Isomorphisms in the localization of a category
Let $\mathcal{C}$ be a category, let $S \subseteq \operatorname{mor} \mathcal{C}$, and let $\bar{S}$ be the class of all morphisms in $\mathcal{C}$ that become invertible in $S^{-1} \mathcal{C}$. As t.b. pointed out in the comments, the 2-out-of-6 property + a three-arrow calculus is enough to guarantee $S = \bar{S}$, i.e. that the morphisms in $\mathcal{C}$ that become invertible in $S^{-1} \mathcal{C}$ are precisely the ones in $S$. (Note that the 2-out-of-6 property is a necessary condition).
If you are willing to take the fundamental theorem of three-arrow calculi (i.e. the one that gives necessary and sufficient conditions for two three-arrow zigzags (i.e. $\bullet \leftarrow \bullet \rightarrow \bullet \leftarrow \bullet$) to represent the same morphism) for granted, this is actually quite straightforward: see e.g. Proposition 36.4 in [Dwyer, Hirschhorn, Kan, and Smith] or proposition 3.5.10 in my notes.
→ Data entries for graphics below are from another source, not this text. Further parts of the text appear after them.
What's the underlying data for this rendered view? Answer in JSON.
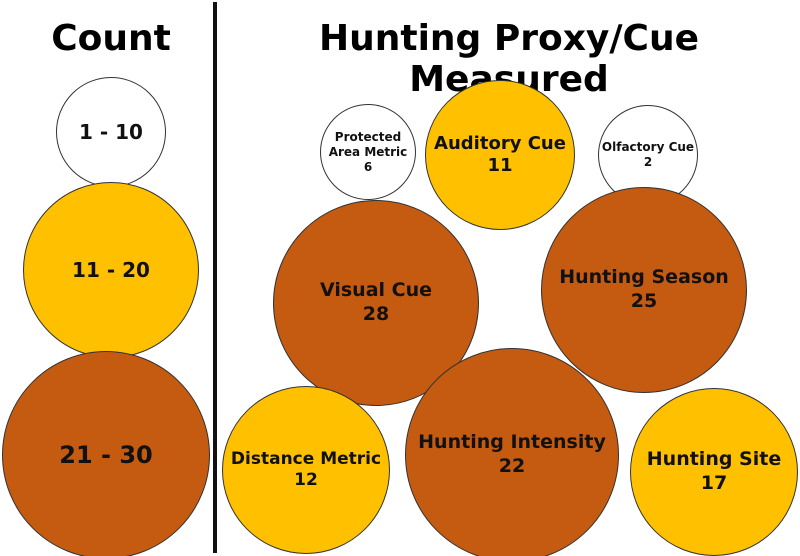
{
  "legend": {
    "title": "Count",
    "items": [
      {
        "label": "1 - 10",
        "color": "#ffffff"
      },
      {
        "label": "11 - 20",
        "color": "#ffc000"
      },
      {
        "label": "21 - 30",
        "color": "#c55a11"
      }
    ]
  },
  "title": "Hunting Proxy/Cue Measured",
  "nodes": [
    {
      "label": "Protected Area Metric",
      "value": 6,
      "color": "#ffffff"
    },
    {
      "label": "Auditory Cue",
      "value": 11,
      "color": "#ffc000"
    },
    {
      "label": "Olfactory Cue",
      "value": 2,
      "color": "#ffffff"
    },
    {
      "label": "Visual Cue",
      "value": 28,
      "color": "#c55a11"
    },
    {
      "label": "Hunting Season",
      "value": 25,
      "color": "#c55a11"
    },
    {
      "label": "Distance Metric",
      "value": 12,
      "color": "#ffc000"
    },
    {
      "label": "Hunting Intensity",
      "value": 22,
      "color": "#c55a11"
    },
    {
      "label": "Hunting Site",
      "value": 17,
      "color": "#ffc000"
    }
  ]
}
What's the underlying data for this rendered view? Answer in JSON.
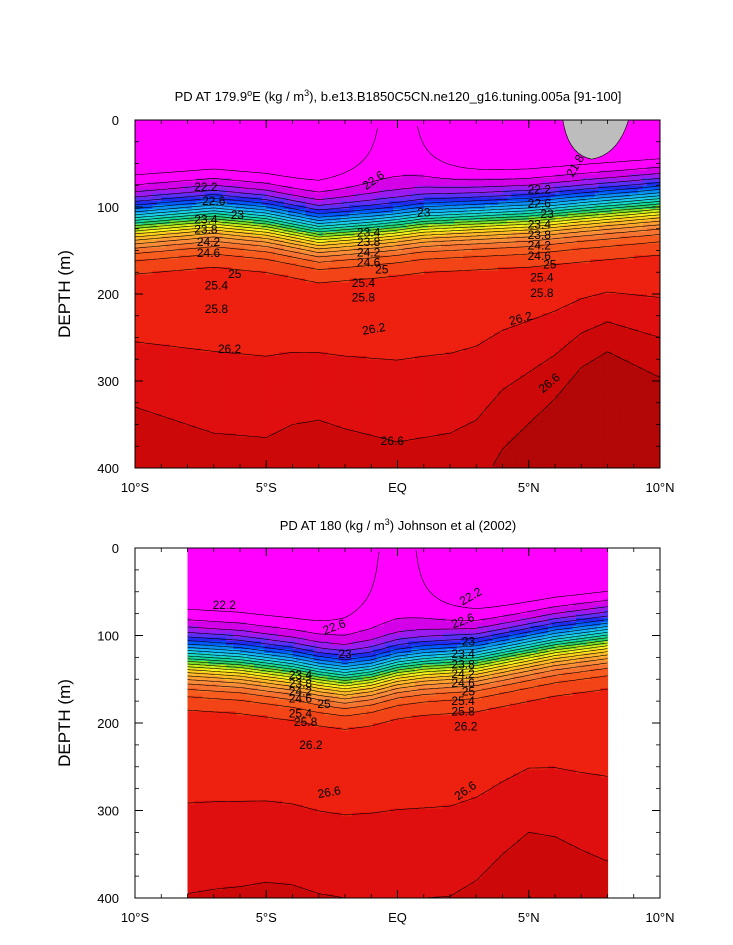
{
  "chart_data": [
    {
      "type": "heatmap",
      "title": "PD AT 179.9°E (kg / m³), b.e13.B1850C5CN.ne120_g16.tuning.005a [91-100]",
      "title_parts": {
        "pre": "PD AT 179.9",
        "deg": "o",
        "mid": "E (kg / m",
        "sup": "3",
        "post": "), b.e13.B1850C5CN.ne120_g16.tuning.005a [91-100]"
      },
      "ylabel": "DEPTH (m)",
      "xlim": [
        -10,
        10
      ],
      "ylim": [
        400,
        0
      ],
      "x_ticks": [
        {
          "value": -10,
          "label": "10°S"
        },
        {
          "value": -5,
          "label": "5°S"
        },
        {
          "value": 0,
          "label": "EQ"
        },
        {
          "value": 5,
          "label": "5°N"
        },
        {
          "value": 10,
          "label": "10°N"
        }
      ],
      "y_ticks": [
        0,
        100,
        200,
        300,
        400
      ],
      "data_extent": [
        -10,
        10
      ],
      "thermocline": {
        "x": [
          -10,
          -7,
          -5,
          -3,
          -1,
          0,
          1,
          3,
          5,
          7,
          10
        ],
        "depth": [
          120,
          112,
          118,
          130,
          125,
          122,
          118,
          115,
          112,
          106,
          98
        ]
      },
      "deep_isopycnal_26_6": {
        "x": [
          -10,
          -7,
          -5,
          -4,
          -3,
          -2,
          0,
          2,
          3,
          4,
          5,
          6,
          7,
          8,
          10
        ],
        "depth": [
          330,
          360,
          365,
          350,
          345,
          355,
          370,
          360,
          345,
          310,
          290,
          270,
          245,
          232,
          250
        ]
      },
      "contour_labels": [
        {
          "text": "22.6",
          "x": -0.9,
          "y": 70,
          "rot": -35
        },
        {
          "text": "22.2",
          "x": -7.3,
          "y": 78,
          "rot": 0
        },
        {
          "text": "22.6",
          "x": -7.0,
          "y": 94,
          "rot": 0
        },
        {
          "text": "23",
          "x": -6.1,
          "y": 110,
          "rot": 0
        },
        {
          "text": "23.4",
          "x": -7.3,
          "y": 115,
          "rot": 0
        },
        {
          "text": "23.8",
          "x": -7.3,
          "y": 127,
          "rot": 0
        },
        {
          "text": "24.2",
          "x": -7.2,
          "y": 141,
          "rot": 0
        },
        {
          "text": "24.6",
          "x": -7.2,
          "y": 154,
          "rot": 0
        },
        {
          "text": "25",
          "x": -6.2,
          "y": 178,
          "rot": 0
        },
        {
          "text": "25.4",
          "x": -6.9,
          "y": 191,
          "rot": 0
        },
        {
          "text": "25.8",
          "x": -6.9,
          "y": 218,
          "rot": 0
        },
        {
          "text": "26.2",
          "x": -6.4,
          "y": 264,
          "rot": 0
        },
        {
          "text": "23",
          "x": 1.0,
          "y": 107,
          "rot": 0
        },
        {
          "text": "23.4",
          "x": -1.1,
          "y": 130,
          "rot": 0
        },
        {
          "text": "23.8",
          "x": -1.1,
          "y": 141,
          "rot": 0
        },
        {
          "text": "24.2",
          "x": -1.1,
          "y": 153,
          "rot": 0
        },
        {
          "text": "24.6",
          "x": -1.1,
          "y": 165,
          "rot": 0
        },
        {
          "text": "25",
          "x": -0.6,
          "y": 173,
          "rot": 0
        },
        {
          "text": "25.4",
          "x": -1.3,
          "y": 188,
          "rot": 0
        },
        {
          "text": "25.8",
          "x": -1.3,
          "y": 205,
          "rot": 0
        },
        {
          "text": "26.2",
          "x": -0.9,
          "y": 241,
          "rot": -10
        },
        {
          "text": "26.6",
          "x": -0.2,
          "y": 370,
          "rot": 0
        },
        {
          "text": "21.8",
          "x": 6.8,
          "y": 53,
          "rot": -60
        },
        {
          "text": "22.2",
          "x": 5.4,
          "y": 81,
          "rot": 0
        },
        {
          "text": "22.6",
          "x": 5.4,
          "y": 97,
          "rot": 0
        },
        {
          "text": "23",
          "x": 5.7,
          "y": 109,
          "rot": 0
        },
        {
          "text": "23.4",
          "x": 5.4,
          "y": 121,
          "rot": 0
        },
        {
          "text": "23.8",
          "x": 5.4,
          "y": 133,
          "rot": 0
        },
        {
          "text": "24.2",
          "x": 5.4,
          "y": 145,
          "rot": 0
        },
        {
          "text": "24.6",
          "x": 5.4,
          "y": 157,
          "rot": 0
        },
        {
          "text": "25",
          "x": 5.8,
          "y": 167,
          "rot": 0
        },
        {
          "text": "25.4",
          "x": 5.5,
          "y": 182,
          "rot": 0
        },
        {
          "text": "25.8",
          "x": 5.5,
          "y": 200,
          "rot": 0
        },
        {
          "text": "26.2",
          "x": 4.7,
          "y": 229,
          "rot": -15
        },
        {
          "text": "26.6",
          "x": 5.8,
          "y": 303,
          "rot": -40
        }
      ]
    },
    {
      "type": "heatmap",
      "title": "PD AT 180 (kg / m³) Johnson et al (2002)",
      "title_parts": {
        "pre": "PD AT 180 (kg / m",
        "deg": "",
        "mid": "",
        "sup": "3",
        "post": ") Johnson et al (2002)"
      },
      "ylabel": "DEPTH (m)",
      "xlim": [
        -10,
        10
      ],
      "ylim": [
        400,
        0
      ],
      "x_ticks": [
        {
          "value": -10,
          "label": "10°S"
        },
        {
          "value": -5,
          "label": "5°S"
        },
        {
          "value": 0,
          "label": "EQ"
        },
        {
          "value": 5,
          "label": "5°N"
        },
        {
          "value": 10,
          "label": "10°N"
        }
      ],
      "y_ticks": [
        0,
        100,
        200,
        300,
        400
      ],
      "data_extent": [
        -8,
        8
      ],
      "thermocline": {
        "x": [
          -8,
          -6,
          -4,
          -3,
          -2,
          -1,
          0,
          1,
          2,
          3,
          4,
          5,
          6,
          8
        ],
        "depth": [
          128,
          132,
          140,
          146,
          150,
          146,
          138,
          134,
          132,
          130,
          124,
          118,
          112,
          104
        ]
      },
      "deep_isopycnal_26_6": {
        "x": [
          -8,
          -7,
          -6,
          -5,
          -4,
          -3,
          -2,
          -1,
          0,
          1,
          2,
          3,
          4,
          5,
          6,
          7,
          8
        ],
        "depth": [
          395,
          390,
          387,
          382,
          385,
          395,
          400,
          400,
          400,
          400,
          398,
          380,
          350,
          325,
          330,
          345,
          358
        ]
      },
      "contour_labels": [
        {
          "text": "22.2",
          "x": -6.6,
          "y": 66,
          "rot": 0
        },
        {
          "text": "22.6",
          "x": -2.4,
          "y": 91,
          "rot": -20
        },
        {
          "text": "23",
          "x": -2.0,
          "y": 122,
          "rot": 0
        },
        {
          "text": "23.4",
          "x": -3.7,
          "y": 146,
          "rot": 0
        },
        {
          "text": "23.8",
          "x": -3.7,
          "y": 156,
          "rot": 0
        },
        {
          "text": "24.2",
          "x": -3.7,
          "y": 165,
          "rot": 0
        },
        {
          "text": "24.6",
          "x": -3.7,
          "y": 173,
          "rot": 0
        },
        {
          "text": "25",
          "x": -2.8,
          "y": 179,
          "rot": 0
        },
        {
          "text": "25.4",
          "x": -3.7,
          "y": 190,
          "rot": 0
        },
        {
          "text": "25.8",
          "x": -3.5,
          "y": 200,
          "rot": 0
        },
        {
          "text": "26.2",
          "x": -3.3,
          "y": 226,
          "rot": 0
        },
        {
          "text": "26.6",
          "x": -2.6,
          "y": 280,
          "rot": -10
        },
        {
          "text": "22.2",
          "x": 2.8,
          "y": 56,
          "rot": -30
        },
        {
          "text": "22.6",
          "x": 2.5,
          "y": 84,
          "rot": -20
        },
        {
          "text": "23",
          "x": 2.7,
          "y": 108,
          "rot": 0
        },
        {
          "text": "23.4",
          "x": 2.5,
          "y": 122,
          "rot": 0
        },
        {
          "text": "23.8",
          "x": 2.5,
          "y": 134,
          "rot": 0
        },
        {
          "text": "24.2",
          "x": 2.5,
          "y": 145,
          "rot": 0
        },
        {
          "text": "24.6",
          "x": 2.5,
          "y": 155,
          "rot": 0
        },
        {
          "text": "25",
          "x": 2.7,
          "y": 165,
          "rot": 0
        },
        {
          "text": "25.4",
          "x": 2.5,
          "y": 176,
          "rot": 0
        },
        {
          "text": "25.8",
          "x": 2.5,
          "y": 188,
          "rot": 0
        },
        {
          "text": "26.2",
          "x": 2.6,
          "y": 205,
          "rot": 0
        },
        {
          "text": "26.6",
          "x": 2.6,
          "y": 278,
          "rot": -35
        }
      ]
    }
  ],
  "colorscale": {
    "levels": [
      21.8,
      22.0,
      22.2,
      22.4,
      22.6,
      22.8,
      23.0,
      23.2,
      23.4,
      23.6,
      23.8,
      24.0,
      24.2,
      24.4,
      24.6,
      24.8,
      25.0,
      25.2,
      25.4,
      25.6,
      25.8,
      26.0,
      26.2,
      26.4,
      26.6,
      26.8
    ],
    "colors": [
      "#ff00ff",
      "#d400e8",
      "#9a1bf0",
      "#5b2ff5",
      "#1f2cf0",
      "#0058ff",
      "#0a8ef5",
      "#13b4f5",
      "#1acde8",
      "#18d8c6",
      "#14d79a",
      "#2ad266",
      "#78de28",
      "#c8ec1a",
      "#f7f01c",
      "#ffd21e",
      "#ffb829",
      "#fd9e31",
      "#f98a3a",
      "#f67230",
      "#f75b1e",
      "#f24416",
      "#ee2010",
      "#e00f0f",
      "#cc0808",
      "#b30606"
    ],
    "missing_color": "#bdbdbd"
  }
}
The difficulty in the general case seems to boil down to the fact that the zigzag representing an inverse in $S^{-1} \mathcal{C}$ for a morphism in $\bar{S}$ may not consist of only morphisms in $\bar{S}$ (let alone $S$). A trivial example of this is the case where $S = \emptyset$ or $S = \{ \text{identities} \}$. However, observe that a three-arrow zigzag that represents an isomorphism in $S^{-1} \mathcal{C}$ necessarily consists of only morphisms in $\bar{S}$. This, I suppose, is the significance of 3.
Rather curiously, the fact that $\bar{S}$ is closed under retracts seems to play no role. For the record, let me point out that the 2-out-of-6 property does not imply closure under retracts. Consider the following category $\mathcal{C}$, $$\begin{array}{ccccc} X' & \to & X & \to & X' \\ \downarrow & & \downarrow & & \downarrow \\ Y' & \to & Y & \to & Y' \end{array}$$ where the composite across the top row is $\mathrm{id}_{X'}$ and the composite across the bottom row is $\mathrm{id}_{Y'}$, but $X' \to X$ and $Y' \to Y$ are not isomorphisms. Let $S$ be the set of all identity morphisms in $\mathcal{C}$, plus the morphism $X \to Y$. Then $S$ has the 2-out-of-6 property (because none of the morphisms in $S$ admit any non-trivial factorisation) but is not closed under retracts.
There is a small sliver of hope, though. Observe that the class of pairs $(\mathcal{C}, S)$ where $S = \bar{S}$ is closed under arbitrary products. (See lemma 3.1.11 in my notes.) Let us say that $(\mathcal{C}, S)$ is saturated if $S = \bar{S}$. The functor $(\mathcal{C}, S) \mapsto S^{-1} \mathcal{C}$ is a left adjoint, so it preserves colimits. In particular, it preserves filtered colimits. Moreover, given a small filtered diagram $\mathcal{A}_\bullet : \mathcal{J} \to \mathbf{Cat}$, a morphism in ${\varinjlim}_\mathcal{J} \mathcal{A}_\bullet$ is an isomorphism if and only if it is the image of an isomorphism in some $\mathcal{A}_j$; thus, filtered colimits preserve the property of being saturated. Hence, the class of pairs $(\mathcal{C}, S)$ where $S = \bar{S}$ is closed under ultraproducts. It is not hard to see that $(\mathcal{C}, S)$ is saturated if and only if some ultrapower is saturated, so the Keisler–Shelah theorem implies the class of saturated $(\mathcal{C}, S)$ is closed under elementary equivalence. It is therefore an elementary class, i.e. axiomatisable by a theory in the first-order language of categories with an extra unary predicate. Perhaps someone clever will be able to find an explicit description of this theory.